What was the command you entered to create the user?

I created my home this way:
homectl create myactualusername -c 'Pramod V U' -G wheel -u 1010

Yes, to align with that forum link’s homectl create, I have run this too:
homectl update myactualusername --luks-extra-mount-options=defcontext=system_u:object_r:user_home_dir_t

I had a similar problems with SDDM and homed. My hypothesis at that time was either a record of a successful login or configuation file was created on the OS or on the home directory was needed to be able to login.

I also figured out that by adding the --password-change-now=true flag, does not work on SDDM..

To test my theory, I logged in from the terminal:

su - yournewuser

In theory, all the dir/files should now be created and I should be able to login with SDDM. Now all I neede to do was exit the shell and try to log back in with SDDM.

Conclusion: I was able to login systemd-homed user successfully from the SDDM.

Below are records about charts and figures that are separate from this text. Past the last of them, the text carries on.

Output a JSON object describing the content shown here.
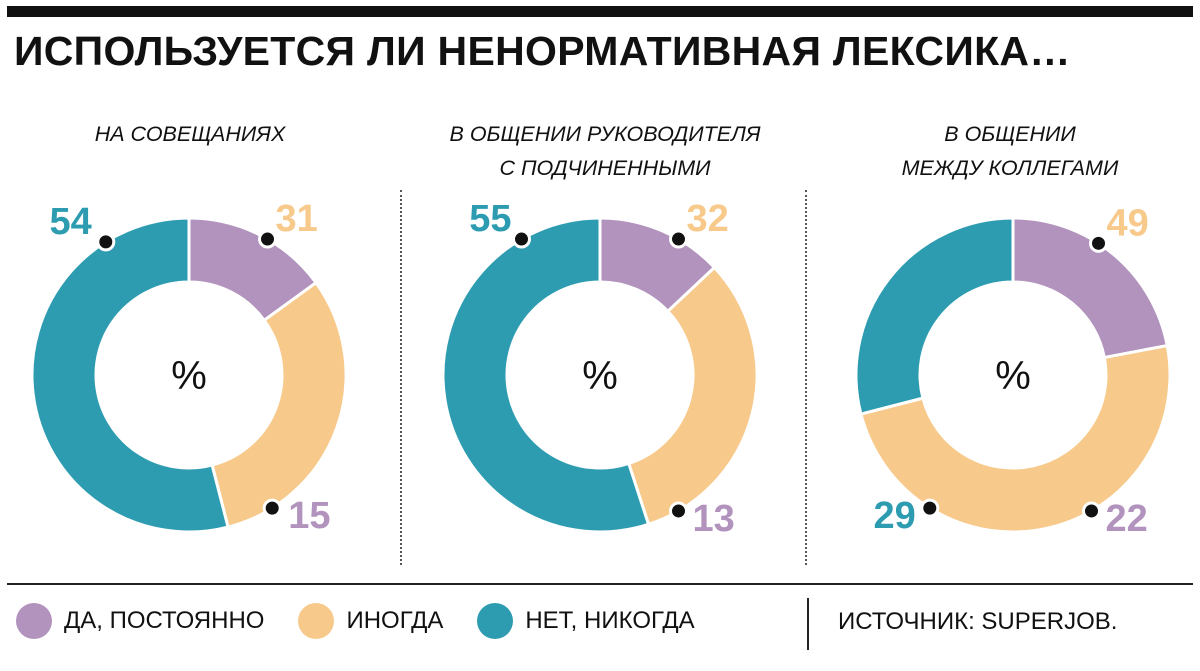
{
  "title": "ИСПОЛЬЗУЕТСЯ ЛИ НЕНОРМАТИВНАЯ ЛЕКСИКА…",
  "colors": {
    "yes": "#B193BD",
    "sometimes": "#F7C98A",
    "never": "#2D9CB1"
  },
  "legend": [
    {
      "label": "ДА, ПОСТОЯННО",
      "color": "#B193BD"
    },
    {
      "label": "ИНОГДА",
      "color": "#F7C98A"
    },
    {
      "label": "НЕТ, НИКОГДА",
      "color": "#2D9CB1"
    }
  ],
  "source": "ИСТОЧНИК: SUPERJOB.",
  "chart_data": [
    {
      "type": "pie",
      "title": "НА СОВЕЩАНИЯХ",
      "center_label": "%",
      "categories": [
        "ДА, ПОСТОЯННО",
        "ИНОГДА",
        "НЕТ, НИКОГДА"
      ],
      "values": [
        15,
        31,
        54
      ]
    },
    {
      "type": "pie",
      "title": "В ОБЩЕНИИ РУКОВОДИТЕЛЯ\nС ПОДЧИНЕННЫМИ",
      "center_label": "%",
      "categories": [
        "ДА, ПОСТОЯННО",
        "ИНОГДА",
        "НЕТ, НИКОГДА"
      ],
      "values": [
        13,
        32,
        55
      ]
    },
    {
      "type": "pie",
      "title": "В ОБЩЕНИИ\nМЕЖДУ КОЛЛЕГАМИ",
      "center_label": "%",
      "categories": [
        "ДА, ПОСТОЯННО",
        "ИНОГДА",
        "НЕТ, НИКОГДА"
      ],
      "values": [
        22,
        49,
        29
      ]
    }
  ]
}
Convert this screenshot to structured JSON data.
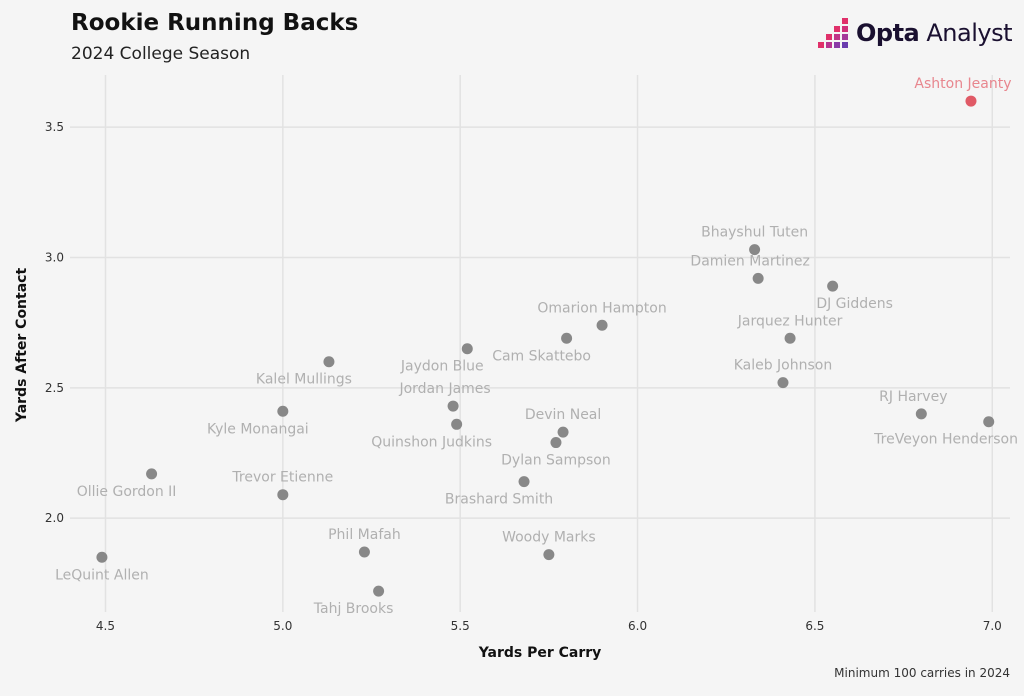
{
  "header": {
    "title": "Rookie Running Backs",
    "subtitle": "2024 College Season",
    "brand": {
      "bold": "Opta",
      "rest": " Analyst"
    }
  },
  "footnote": "Minimum 100 carries in 2024",
  "colors": {
    "point": "#888888",
    "highlight": "#e05a66",
    "label": "#b0b0b0",
    "highlight_label": "#e8868e",
    "grid": "#e2e2e2"
  },
  "chart_data": {
    "type": "scatter",
    "title": "Rookie Running Backs",
    "subtitle": "2024 College Season",
    "xlabel": "Yards Per Carry",
    "ylabel": "Yards After Contact",
    "xlim": [
      4.4,
      7.05
    ],
    "ylim": [
      1.64,
      3.7
    ],
    "xticks": [
      "4.5",
      "5.0",
      "5.5",
      "6.0",
      "6.5",
      "7.0"
    ],
    "yticks": [
      "2.0",
      "2.5",
      "3.0",
      "3.5"
    ],
    "grid": true,
    "points": [
      {
        "name": "Ashton Jeanty",
        "x": 6.94,
        "y": 3.6,
        "highlight": true,
        "label_pos": "above-left"
      },
      {
        "name": "Bhayshul Tuten",
        "x": 6.33,
        "y": 3.03,
        "label_pos": "above"
      },
      {
        "name": "Damien Martinez",
        "x": 6.34,
        "y": 2.92,
        "label_pos": "above-left"
      },
      {
        "name": "DJ Giddens",
        "x": 6.55,
        "y": 2.89,
        "label_pos": "below-right"
      },
      {
        "name": "Omarion Hampton",
        "x": 5.9,
        "y": 2.74,
        "label_pos": "above"
      },
      {
        "name": "Jarquez Hunter",
        "x": 6.43,
        "y": 2.69,
        "label_pos": "above"
      },
      {
        "name": "Cam Skattebo",
        "x": 5.8,
        "y": 2.69,
        "label_pos": "below-left"
      },
      {
        "name": "Jaydon Blue",
        "x": 5.52,
        "y": 2.65,
        "label_pos": "below-left"
      },
      {
        "name": "Kalel Mullings",
        "x": 5.13,
        "y": 2.6,
        "label_pos": "below-left"
      },
      {
        "name": "Kaleb Johnson",
        "x": 6.41,
        "y": 2.52,
        "label_pos": "above"
      },
      {
        "name": "Jordan James",
        "x": 5.48,
        "y": 2.43,
        "label_pos": "above-left"
      },
      {
        "name": "Kyle Monangai",
        "x": 5.0,
        "y": 2.41,
        "label_pos": "below-left"
      },
      {
        "name": "RJ Harvey",
        "x": 6.8,
        "y": 2.4,
        "label_pos": "above-left"
      },
      {
        "name": "TreVeyon Henderson",
        "x": 6.99,
        "y": 2.37,
        "label_pos": "below-left"
      },
      {
        "name": "Quinshon Judkins",
        "x": 5.49,
        "y": 2.36,
        "label_pos": "below-left"
      },
      {
        "name": "Devin Neal",
        "x": 5.79,
        "y": 2.33,
        "label_pos": "above"
      },
      {
        "name": "Dylan Sampson",
        "x": 5.77,
        "y": 2.29,
        "label_pos": "below"
      },
      {
        "name": "Ollie Gordon II",
        "x": 4.63,
        "y": 2.17,
        "label_pos": "below-left"
      },
      {
        "name": "Brashard Smith",
        "x": 5.68,
        "y": 2.14,
        "label_pos": "below-left"
      },
      {
        "name": "Trevor Etienne",
        "x": 5.0,
        "y": 2.09,
        "label_pos": "above"
      },
      {
        "name": "Phil Mafah",
        "x": 5.23,
        "y": 1.87,
        "label_pos": "above"
      },
      {
        "name": "Woody Marks",
        "x": 5.75,
        "y": 1.86,
        "label_pos": "above"
      },
      {
        "name": "LeQuint Allen",
        "x": 4.49,
        "y": 1.85,
        "label_pos": "below"
      },
      {
        "name": "Tahj Brooks",
        "x": 5.27,
        "y": 1.72,
        "label_pos": "below-left"
      }
    ]
  }
}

Screenshot From 2025-05-13 18-16-411920×999 43.8 KB

Yes, there is something of that sort…

There are just too many incompatibilities with sddm… with newer features and specifications…

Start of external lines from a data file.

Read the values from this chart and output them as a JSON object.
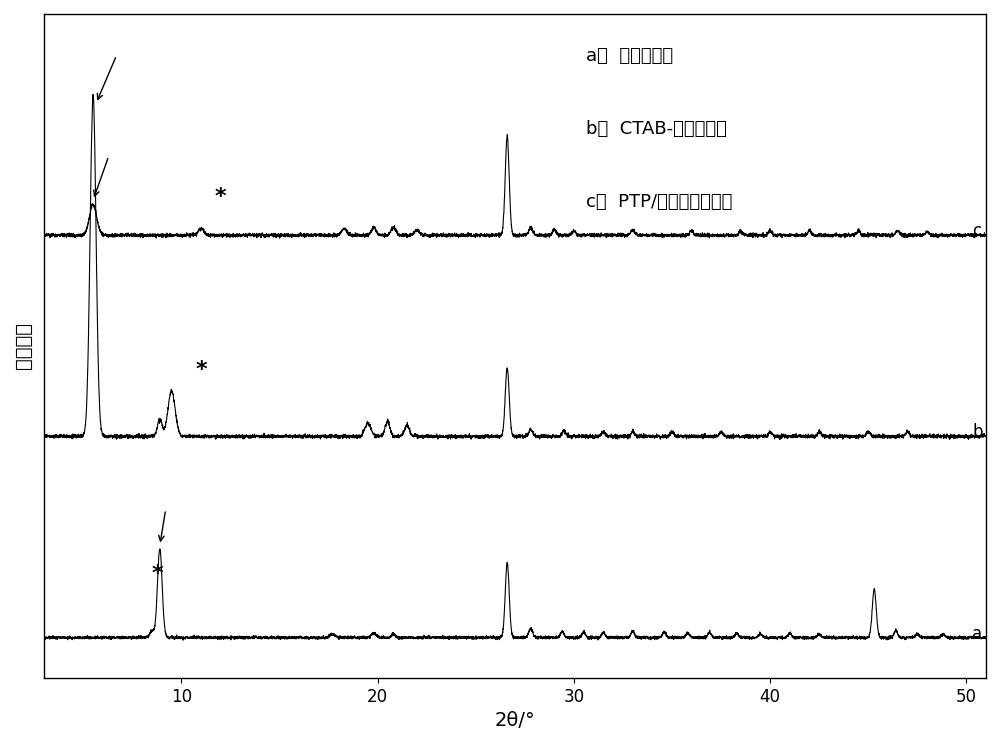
{
  "xlabel": "2θ/°",
  "ylabel": "衍射强度",
  "xlim": [
    3,
    51
  ],
  "xticks": [
    10,
    20,
    30,
    40,
    50
  ],
  "background_color": "#ffffff",
  "line_color": "#000000",
  "figsize": [
    10.0,
    7.44
  ],
  "dpi": 100,
  "legend_lines": [
    "a：  微晶白云母",
    "b：  CTAB-微晶白云母",
    "c：  PTP/有机微晶白云母"
  ]
}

Not the conclusion for me unfortunately.

After doing all the SElinux relabeling, I had issues with logging in (See the UPDATES at the bottom of the maon post here…) And it got fixed when I relabeled the homedir itself

SOLVED:
Don’t do anything except:
homectl with ${HOMED_USER} -- restorecon -vFR /home/${HOMED_USER}

From this RFC: [RFC] Support systemd-homed by maage · Pull Request #939 · fedora-selinux/selinux-policy · GitHub

Hopefully systemd-home(d|work) does that on it’s own during user creation… Where do I complain/suggest?